Quand le magicien africain se fut assis à la place qu’il lui avait plu de choisir, il commença à s’entretenir avec la mère d’Aladdin: «Ma bonne sœur, lui disait-il, ne vous étonnez point de ne m’avoir pas vu tout le temps que vous avez été mariée avec mon frère Mustafa, d’heureuse mémoire. Il y a quarante ans que je suis sorti de ce pays, qui est le mien, aussi bien que celui de feu mon frère. Depuis ce temps-là, après avoir voyagé dans les Indes, dans la Perse, dans l’Arabie, dans la Syrie, en Égypte et séjourné dans les plus belles villes de ces pays-là, je passai en Afrique, où j’ai fait un plus long séjour. À la fin, comme il est naturel à l’homme, quelque éloigné qu’il soit du pays de sa naissance, de n’en perdre jamais la mémoire, non plus que de ses parents et de ceux avec qui il a été élevé, il m’a pris un désir si efficace de revoir le mien, de venir embrasser mon cher frère pendant que je me sentais encore assez de force et de courage pour entreprendre un aussi long voyage, que je n’ai pas différé à faire mes préparatifs et à me mettre en chemin. Je ne vous dis rien de la longueur du temps que j’y ai mis, de tous les obstacles que j’ai rencontrés et de toutes les fatigues que j’ai souffertes pour arriver jusqu’ici. Je vous dirai seulement que rien ne m’a mortifié et affligé davantage dans tous mes voyages, que quand j’ai appris la mort d’un frère que j’avais toujours aimé, et que j’aimais d’une amitié véritablement fraternelle. J’ai remarqué de ses traits dans le visage de mon neveu, votre fils, et c’est ce qui me l’a fait distinguer par-dessus tous les autres enfants avec qui il était. Il a pu vous dire de quelle manière j’ai reçu la triste nouvelle qu’il n’était plus au monde. Mais il faut louer Dieu de toutes choses: je me console de le retrouver dans un fils qui en conserve les traits les plus remarquables.»

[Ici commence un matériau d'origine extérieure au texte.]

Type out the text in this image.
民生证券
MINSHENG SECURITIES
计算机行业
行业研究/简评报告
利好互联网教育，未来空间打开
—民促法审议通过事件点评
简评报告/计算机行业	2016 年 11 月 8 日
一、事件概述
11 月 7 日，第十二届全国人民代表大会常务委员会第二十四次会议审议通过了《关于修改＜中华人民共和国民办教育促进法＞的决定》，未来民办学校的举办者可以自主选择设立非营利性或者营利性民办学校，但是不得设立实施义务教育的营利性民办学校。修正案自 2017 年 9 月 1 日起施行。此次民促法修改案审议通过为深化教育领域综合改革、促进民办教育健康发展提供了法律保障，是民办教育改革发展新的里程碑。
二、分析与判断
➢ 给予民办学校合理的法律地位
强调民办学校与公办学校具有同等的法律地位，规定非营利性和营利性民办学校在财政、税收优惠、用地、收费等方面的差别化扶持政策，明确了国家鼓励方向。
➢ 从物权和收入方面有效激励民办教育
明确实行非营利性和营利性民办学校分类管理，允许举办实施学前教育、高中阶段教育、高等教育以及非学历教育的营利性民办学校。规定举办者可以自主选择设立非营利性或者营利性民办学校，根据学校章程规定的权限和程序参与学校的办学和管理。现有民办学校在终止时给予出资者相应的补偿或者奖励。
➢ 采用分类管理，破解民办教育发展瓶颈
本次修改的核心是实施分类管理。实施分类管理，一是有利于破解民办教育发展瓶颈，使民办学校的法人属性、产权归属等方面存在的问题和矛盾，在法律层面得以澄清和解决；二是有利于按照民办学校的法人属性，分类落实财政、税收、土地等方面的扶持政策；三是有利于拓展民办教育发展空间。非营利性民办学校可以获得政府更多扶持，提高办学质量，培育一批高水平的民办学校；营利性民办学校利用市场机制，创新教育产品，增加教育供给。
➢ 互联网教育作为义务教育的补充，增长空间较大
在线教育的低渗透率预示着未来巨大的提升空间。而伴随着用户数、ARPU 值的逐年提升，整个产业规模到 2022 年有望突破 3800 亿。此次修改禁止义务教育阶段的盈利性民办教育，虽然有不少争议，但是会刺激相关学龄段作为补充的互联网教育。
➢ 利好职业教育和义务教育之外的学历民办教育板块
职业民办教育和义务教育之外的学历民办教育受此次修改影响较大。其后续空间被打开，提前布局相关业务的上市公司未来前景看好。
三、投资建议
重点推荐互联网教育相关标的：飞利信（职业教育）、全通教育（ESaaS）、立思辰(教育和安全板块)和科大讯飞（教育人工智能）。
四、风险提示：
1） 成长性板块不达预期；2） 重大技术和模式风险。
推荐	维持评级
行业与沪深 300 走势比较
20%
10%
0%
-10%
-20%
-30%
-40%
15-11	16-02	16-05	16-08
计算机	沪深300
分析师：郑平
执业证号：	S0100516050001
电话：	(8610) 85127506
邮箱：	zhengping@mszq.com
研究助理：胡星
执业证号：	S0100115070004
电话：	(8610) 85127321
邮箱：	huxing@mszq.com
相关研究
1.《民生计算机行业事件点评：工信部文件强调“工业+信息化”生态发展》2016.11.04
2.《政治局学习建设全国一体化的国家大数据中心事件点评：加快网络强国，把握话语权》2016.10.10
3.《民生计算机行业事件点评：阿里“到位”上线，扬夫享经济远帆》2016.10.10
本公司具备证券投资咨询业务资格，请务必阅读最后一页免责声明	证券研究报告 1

Le magicien africain, qui s’aperçut que la mère d’Aladdin s’attendrissait sur le souvenir de son mari en renouvelant sa douleur, changea de discours, et en se tournant du côté d’Aladdin il lui demanda son nom. «Je m’appelle Aladdin, lui dit-il. – Eh bien! Aladdin, reprit le magicien, à quoi vous occupez-vous? savez-vous quelque métier?»